Najważniejszym jednak czynnikiem są doświadczenia z dzieciństwa. Przyjmuje się, że budowaniu poczucia własnej wartości sprzyja styl wychowania, który daje dziecku poczucie bycia kochanym takim, jakie jest, w którym wymagania względem dziecka są adekwatne do jego możliwości, a nie dopasowane do wyobrażeń rodziców, w którym uwzględnia się wolną wolę dziecka, daje się dziecku prawo do mówienia „nie”, słucha się jego potrzeb i emocji, chodź wszystkim rządzą pewne zasady niosące poczucie bezpieczeństwa.
W tej relacji wspomagającej budowanie u dziecka wiary w siebie nieco inną rolę przypisuje się matce, a nieco inną ojcu. W kontekście budowania poczucia własnej wartości rola ojca jest szczególnie ważna i zupełnie inna od roli matki.
Rola matki polega na zapewnieniu dziecku podstawowej opieki, zwłaszcza w pierwszym okresie życia dziecka – zadbaniu o jego potrzeby fizjologiczne, emocjonalne, okazanie bliskości, zwłaszcza fizycznej. Jej zadaniem jest też chronienie bezpieczeństwa dzieci. Taka dająca poczucie bezpieczeństwa relacja przywiązania to podstawa zdrowej adaptacji jednostki.

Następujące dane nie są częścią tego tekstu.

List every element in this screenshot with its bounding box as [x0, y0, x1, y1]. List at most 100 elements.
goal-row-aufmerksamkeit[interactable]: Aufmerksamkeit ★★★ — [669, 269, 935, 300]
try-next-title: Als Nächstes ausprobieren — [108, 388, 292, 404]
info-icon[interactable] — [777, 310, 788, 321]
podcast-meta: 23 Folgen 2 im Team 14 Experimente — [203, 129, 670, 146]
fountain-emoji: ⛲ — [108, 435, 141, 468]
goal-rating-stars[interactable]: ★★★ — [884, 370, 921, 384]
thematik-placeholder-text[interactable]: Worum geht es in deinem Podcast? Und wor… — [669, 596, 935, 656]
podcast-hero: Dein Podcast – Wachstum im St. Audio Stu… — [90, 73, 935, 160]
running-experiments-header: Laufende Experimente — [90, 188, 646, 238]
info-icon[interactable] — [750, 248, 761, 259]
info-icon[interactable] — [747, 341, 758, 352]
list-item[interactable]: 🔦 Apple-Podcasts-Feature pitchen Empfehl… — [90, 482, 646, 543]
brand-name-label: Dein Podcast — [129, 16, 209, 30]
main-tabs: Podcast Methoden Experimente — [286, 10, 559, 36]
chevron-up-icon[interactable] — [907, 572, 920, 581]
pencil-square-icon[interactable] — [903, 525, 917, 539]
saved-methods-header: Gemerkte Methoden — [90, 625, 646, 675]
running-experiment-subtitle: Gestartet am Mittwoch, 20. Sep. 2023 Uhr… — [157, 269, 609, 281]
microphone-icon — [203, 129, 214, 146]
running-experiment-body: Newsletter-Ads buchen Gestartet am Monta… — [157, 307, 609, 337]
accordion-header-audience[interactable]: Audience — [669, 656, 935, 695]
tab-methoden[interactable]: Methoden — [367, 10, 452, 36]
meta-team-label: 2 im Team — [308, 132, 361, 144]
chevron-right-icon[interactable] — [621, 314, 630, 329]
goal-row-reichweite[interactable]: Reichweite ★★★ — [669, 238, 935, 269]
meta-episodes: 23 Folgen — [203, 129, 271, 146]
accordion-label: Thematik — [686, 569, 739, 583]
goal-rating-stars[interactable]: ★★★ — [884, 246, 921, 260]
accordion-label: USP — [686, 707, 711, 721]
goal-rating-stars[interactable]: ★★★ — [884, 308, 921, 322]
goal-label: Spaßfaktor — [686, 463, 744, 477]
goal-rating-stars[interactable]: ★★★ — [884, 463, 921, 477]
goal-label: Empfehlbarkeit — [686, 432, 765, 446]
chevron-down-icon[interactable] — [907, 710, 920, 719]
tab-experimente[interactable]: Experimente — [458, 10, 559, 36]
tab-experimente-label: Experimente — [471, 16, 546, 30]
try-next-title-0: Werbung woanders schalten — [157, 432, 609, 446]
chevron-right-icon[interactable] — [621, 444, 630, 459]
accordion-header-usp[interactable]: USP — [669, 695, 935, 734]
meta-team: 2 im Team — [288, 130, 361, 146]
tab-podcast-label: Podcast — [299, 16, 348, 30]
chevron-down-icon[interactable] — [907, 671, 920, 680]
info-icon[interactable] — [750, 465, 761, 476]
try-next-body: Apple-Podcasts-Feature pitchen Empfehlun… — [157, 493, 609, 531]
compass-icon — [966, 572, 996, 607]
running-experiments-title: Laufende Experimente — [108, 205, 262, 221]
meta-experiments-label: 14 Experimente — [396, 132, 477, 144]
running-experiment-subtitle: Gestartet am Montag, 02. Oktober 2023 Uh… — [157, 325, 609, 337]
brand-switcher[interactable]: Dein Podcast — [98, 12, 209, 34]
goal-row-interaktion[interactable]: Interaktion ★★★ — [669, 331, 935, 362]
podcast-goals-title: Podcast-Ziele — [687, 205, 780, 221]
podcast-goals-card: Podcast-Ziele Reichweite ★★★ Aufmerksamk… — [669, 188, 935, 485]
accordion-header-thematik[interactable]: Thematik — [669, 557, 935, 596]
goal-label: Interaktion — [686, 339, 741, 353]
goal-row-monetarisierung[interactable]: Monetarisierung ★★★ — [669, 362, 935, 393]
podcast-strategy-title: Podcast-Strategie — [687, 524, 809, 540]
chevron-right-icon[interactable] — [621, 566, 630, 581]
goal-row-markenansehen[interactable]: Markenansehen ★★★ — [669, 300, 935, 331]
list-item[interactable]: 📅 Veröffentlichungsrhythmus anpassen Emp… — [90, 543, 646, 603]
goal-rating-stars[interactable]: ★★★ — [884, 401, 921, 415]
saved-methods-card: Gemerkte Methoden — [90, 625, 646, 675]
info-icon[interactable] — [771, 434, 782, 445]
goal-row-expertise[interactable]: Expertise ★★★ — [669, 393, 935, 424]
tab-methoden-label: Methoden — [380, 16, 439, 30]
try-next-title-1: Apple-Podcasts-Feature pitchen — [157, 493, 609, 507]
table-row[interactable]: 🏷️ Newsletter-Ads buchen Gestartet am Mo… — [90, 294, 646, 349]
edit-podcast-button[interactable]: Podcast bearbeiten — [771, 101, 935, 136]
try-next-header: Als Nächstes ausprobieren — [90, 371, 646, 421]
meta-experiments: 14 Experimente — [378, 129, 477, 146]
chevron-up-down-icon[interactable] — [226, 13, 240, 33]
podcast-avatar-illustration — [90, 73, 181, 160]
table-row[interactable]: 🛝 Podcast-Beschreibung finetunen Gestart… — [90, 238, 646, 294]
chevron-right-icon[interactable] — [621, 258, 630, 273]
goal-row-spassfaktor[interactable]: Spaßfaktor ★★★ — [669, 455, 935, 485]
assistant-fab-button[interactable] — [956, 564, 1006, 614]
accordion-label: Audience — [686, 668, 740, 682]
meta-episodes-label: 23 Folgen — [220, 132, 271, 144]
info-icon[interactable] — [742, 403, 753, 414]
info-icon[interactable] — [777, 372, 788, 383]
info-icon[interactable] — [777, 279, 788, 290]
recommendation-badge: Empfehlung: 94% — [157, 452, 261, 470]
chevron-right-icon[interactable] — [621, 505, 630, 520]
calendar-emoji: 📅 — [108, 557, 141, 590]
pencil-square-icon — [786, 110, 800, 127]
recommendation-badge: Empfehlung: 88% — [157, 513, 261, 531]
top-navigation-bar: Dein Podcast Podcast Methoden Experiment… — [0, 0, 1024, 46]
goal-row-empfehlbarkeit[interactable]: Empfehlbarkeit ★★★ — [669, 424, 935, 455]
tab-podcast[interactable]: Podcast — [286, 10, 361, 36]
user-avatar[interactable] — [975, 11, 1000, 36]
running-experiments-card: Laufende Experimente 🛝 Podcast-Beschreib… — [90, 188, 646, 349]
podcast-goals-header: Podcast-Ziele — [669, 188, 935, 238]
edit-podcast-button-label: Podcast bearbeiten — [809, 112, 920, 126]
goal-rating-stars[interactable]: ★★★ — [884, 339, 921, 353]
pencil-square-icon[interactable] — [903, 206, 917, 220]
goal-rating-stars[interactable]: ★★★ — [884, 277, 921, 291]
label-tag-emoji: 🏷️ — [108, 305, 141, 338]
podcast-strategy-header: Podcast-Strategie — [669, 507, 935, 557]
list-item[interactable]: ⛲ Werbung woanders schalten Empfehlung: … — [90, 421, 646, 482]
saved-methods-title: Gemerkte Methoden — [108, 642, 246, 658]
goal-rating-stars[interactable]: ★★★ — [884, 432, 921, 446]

Ojciec stanowi pewną przeciwwagę dla postawy matki. Jest człowiekiem od zadań specjalnych, partnerem wszelkich rozrywek, inspiracją do podejmowania wyzwań. Jest pośrednikiem między dzieckiem a wyzwaniami świata zewnętrznego. Ojciec jest tym, który rozpoznaje potrzeby dziecka i zachęca do ich spełniania. Wspiera zwłaszcza potrzebę eksploracji. Stawia wyzwania i towarzyszy tym wyzwaniom. Oferuje dziecku nowe doświadczenia przy zapewnieniu mu wsparcia. Służy doświadczeniem i radą. Przez swoją obecność zapewnia poczucie bezpieczeństwa w sytuacjach nowych i trudnych. Stwarza dziecku okazję do przeżywania silnych emocji (także negatywnych) i do podejmowania wyzwań łączących się z obawą lub niepewnością. Uczy w ten sposób otwartości i odwagi.
Dlatego rola matki i ojca nie jest tożsama. Są to role uzupełniające się. Obie są fundamentalne dla rozwoju dziecka. Ale to ojcu przypisuje się szczególne zasługi w budowanie poczucia własnej wartości. Mówi się, że życiowa siła płynie z ojca. Jego wrażliwa, zaangażowana obecność znacząco przyczynia się do późniejszego poczucia własnej wartości i autonomii oraz poczucia kompetencji. W dużej mierze to dziełem ojca jest dorosły, który ma zdrowe oczekiwania względem innych, który chce nawiązywać relacje, potrafi je nawiązywać, opiera je na zaufaniu, który, kiedy potrzebuje wsparcia, nie boi się o nie prosić, który akceptuje siebie, ale i innych, ma poczucie własnych kompetencji i poczucie sprawstwa.